Yesterday’s huge rally in tech stocks was good news for people who were seeing their investments dry up and options go under water (interesting pair of metaphors, eh?). But as the Mercury News’ Matt Marshall points out, big numbers of insider “lockups” will expire soon, and that could be a major drag on the market.


Noo Yawk, Noo Yawk, Journalism and Privacy

I’m heading out to the East Coast today for the national conference of Investigative Reporters and Editors, an annual event where reporters gather to share ideas, break bread and offer mutual support. Many of my personal heroes in this business attend the IRE conference, and I’m glad to be paticipating on a panel where several of us will discuss some of the Web’s reporting tools.

One of the ironies I constantly confront in journalism is the tension between my professional wish to be able to discover information about people and my worries that privacy is increasingly threatened — often by some of the same tools reporters use. If it comes down to a test of journalists’ wishes and people’s fundamental privacy, my colleagues and I will lose, however.

But some public officials are using the public angst over privacy to shield data that should be public — real estate transaction records, for example.

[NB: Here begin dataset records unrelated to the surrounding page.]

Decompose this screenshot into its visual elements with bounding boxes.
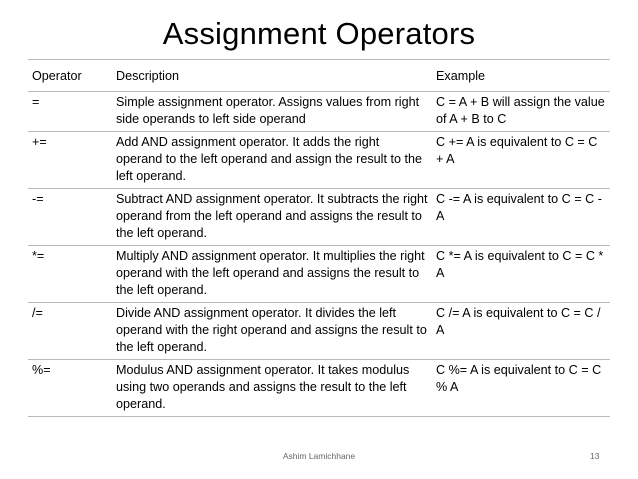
description-cell: Divide AND assignment operator. It divides the left operand with the right operand and assigns the result to the left operand. (112, 303, 432, 360)
table-row (28, 132, 610, 189)
table-row (28, 360, 610, 417)
table-row (28, 92, 610, 132)
operator-cell: += (28, 132, 112, 189)
example-cell: C %= A is equivalent to C = C % A (432, 360, 610, 417)
table-header-row (28, 60, 610, 92)
description-cell: Subtract AND assignment operator. It subtracts the right operand from the left operand and assigns the result to the left operand. (112, 189, 432, 246)
description-cell: Add AND assignment operator. It adds the right operand to the left operand and assign the result to the left operand. (112, 132, 432, 189)
operator-cell: %= (28, 360, 112, 417)
header-description: Description (112, 60, 432, 92)
operator-cell: /= (28, 303, 112, 360)
slide-title: Assignment Operators (162, 16, 476, 51)
operators-table (28, 59, 610, 417)
table-row (28, 246, 610, 303)
example-cell: C = A + B will assign the value of A + B to C (432, 92, 610, 132)
example-cell: C += A is equivalent to C = C + A (432, 132, 610, 189)
operator-cell: = (28, 92, 112, 132)
header-example: Example (432, 60, 610, 92)
header-operator: Operator (28, 60, 112, 92)
table-row (28, 303, 610, 360)
operator-cell: -= (28, 189, 112, 246)
example-cell: C *= A is equivalent to C = C * A (432, 246, 610, 303)
operator-cell: *= (28, 246, 112, 303)
example-cell: C -= A is equivalent to C = C - A (432, 189, 610, 246)
description-cell: Multiply AND assignment operator. It multiplies the right operand with the left operand and assigns the result to the left operand. (112, 246, 432, 303)
footer-author: Ashim Lamichhane (282, 451, 356, 461)
description-cell: Simple assignment operator. Assigns values from right side operands to left side operand (112, 92, 432, 132)
example-cell: C /= A is equivalent to C = C / A (432, 303, 610, 360)
description-cell: Modulus AND assignment operator. It takes modulus using two operands and assigns the result to the left operand. (112, 360, 432, 417)
page-number: 13 (590, 451, 600, 461)
table-row (28, 189, 610, 246)
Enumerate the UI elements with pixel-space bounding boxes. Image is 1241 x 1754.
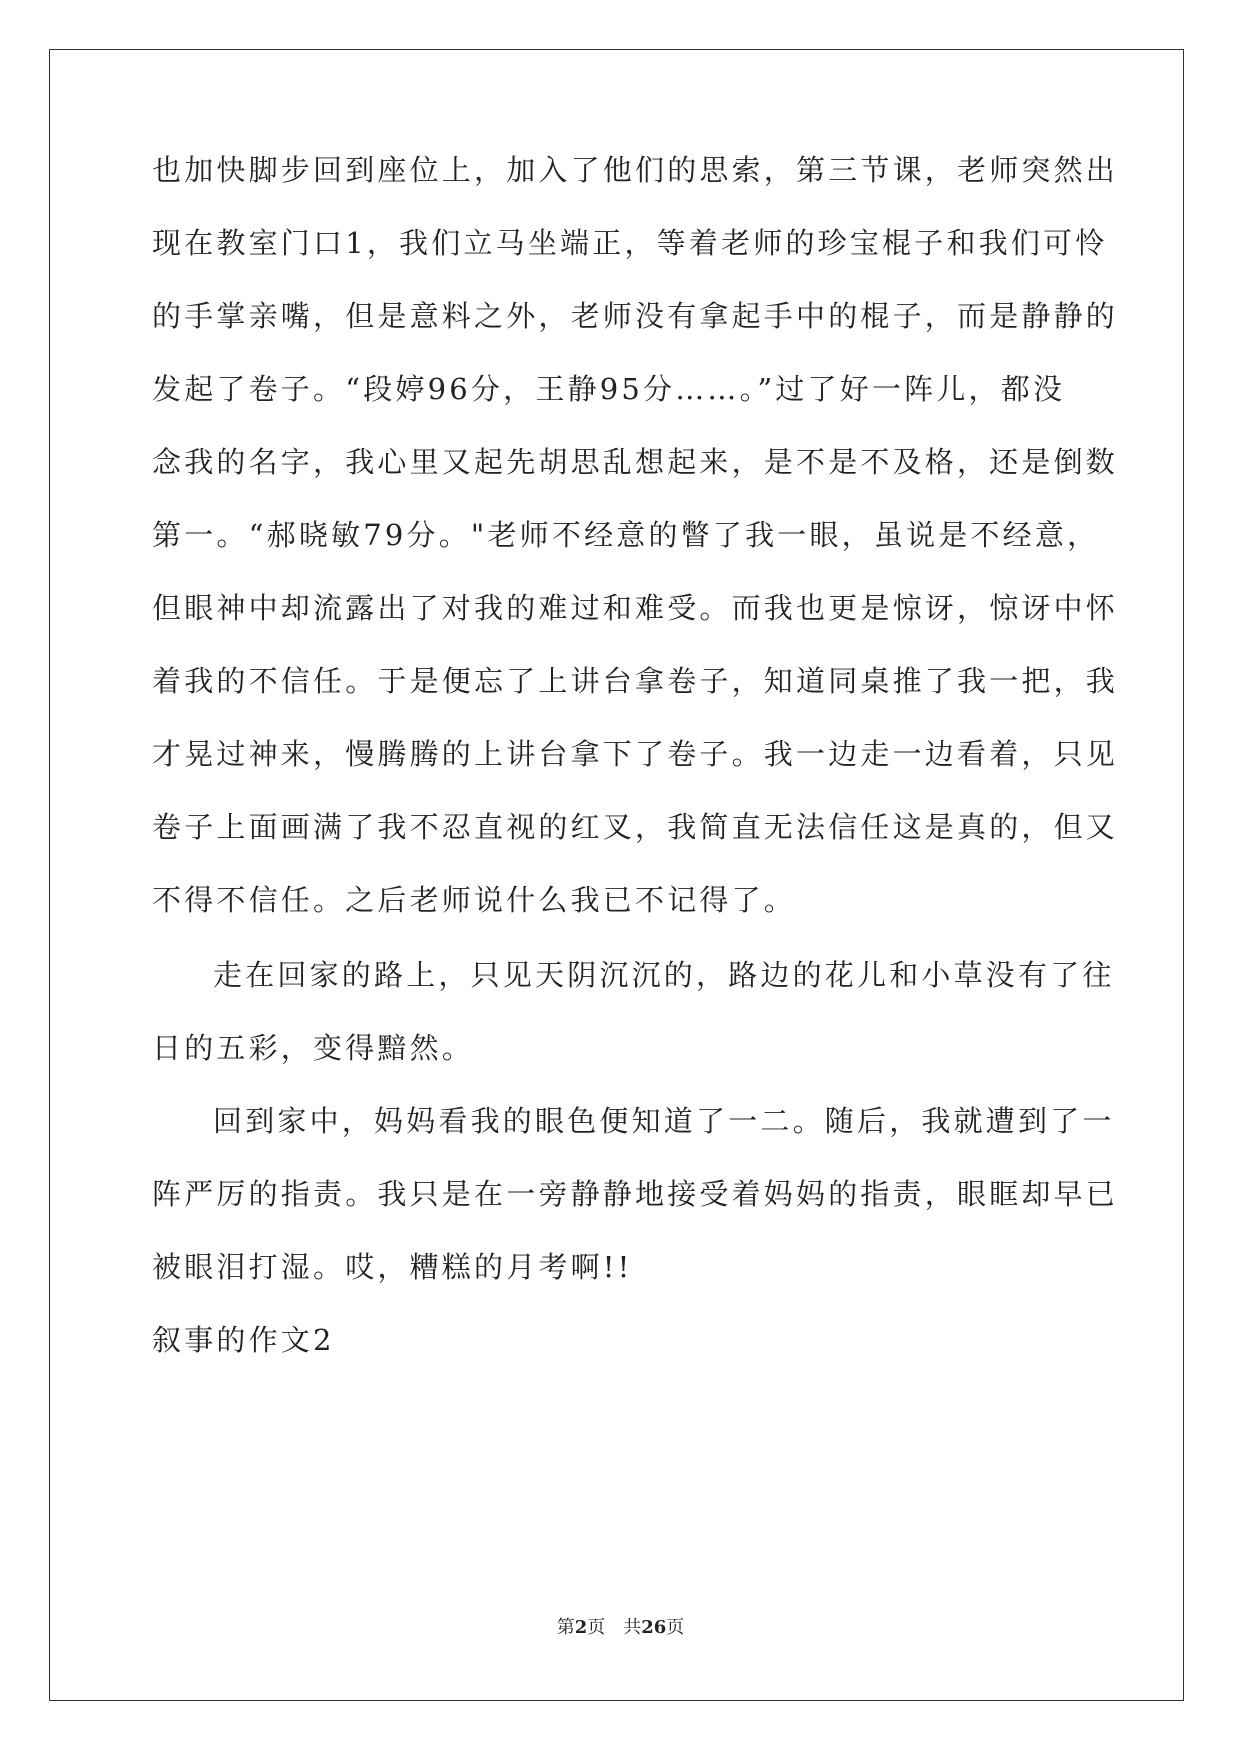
section-title: 叙事的作文2 — [152, 1323, 335, 1357]
body-line-11: 不得不信任。之后老师说什么我已不记得了。 — [152, 883, 797, 917]
body-line-9: 才晃过神来，慢腾腾的上讲台拿下了卷子。我一边走一边看着，只见 — [152, 737, 1119, 771]
body-line-6: 第一。“郝晓敏79分。"老师不经意的瞥了我一眼，虽说是不经意， — [152, 518, 1100, 552]
body-line-7: 但眼神中却流露出了对我的难过和难受。而我也更是惊讶，惊讶中怀 — [152, 591, 1119, 625]
footer-page-number: 2 — [574, 1617, 588, 1638]
body-line-1: 也加快脚步回到座位上，加入了他们的思索，第三节课，老师突然出 — [152, 153, 1119, 187]
page-footer — [0, 1616, 1241, 1640]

If these records are kept under wraps, several things will happen. Doing comparison shopping for homes will become impossible. And you won’t know if your assessment is too high, because you won’t know what your neighbor’s house cost. That’s a relatively small example, actually, and I’m working on a column about other kinds of data that should remain public.


More on the Patent Problem

Dale Dougherty makes some excellent points. The issue is greater than reforming the patent system, however. It’s protecting what is most valuable about the Internet—almost in the same way the environmental movement has had to fight commercial developers.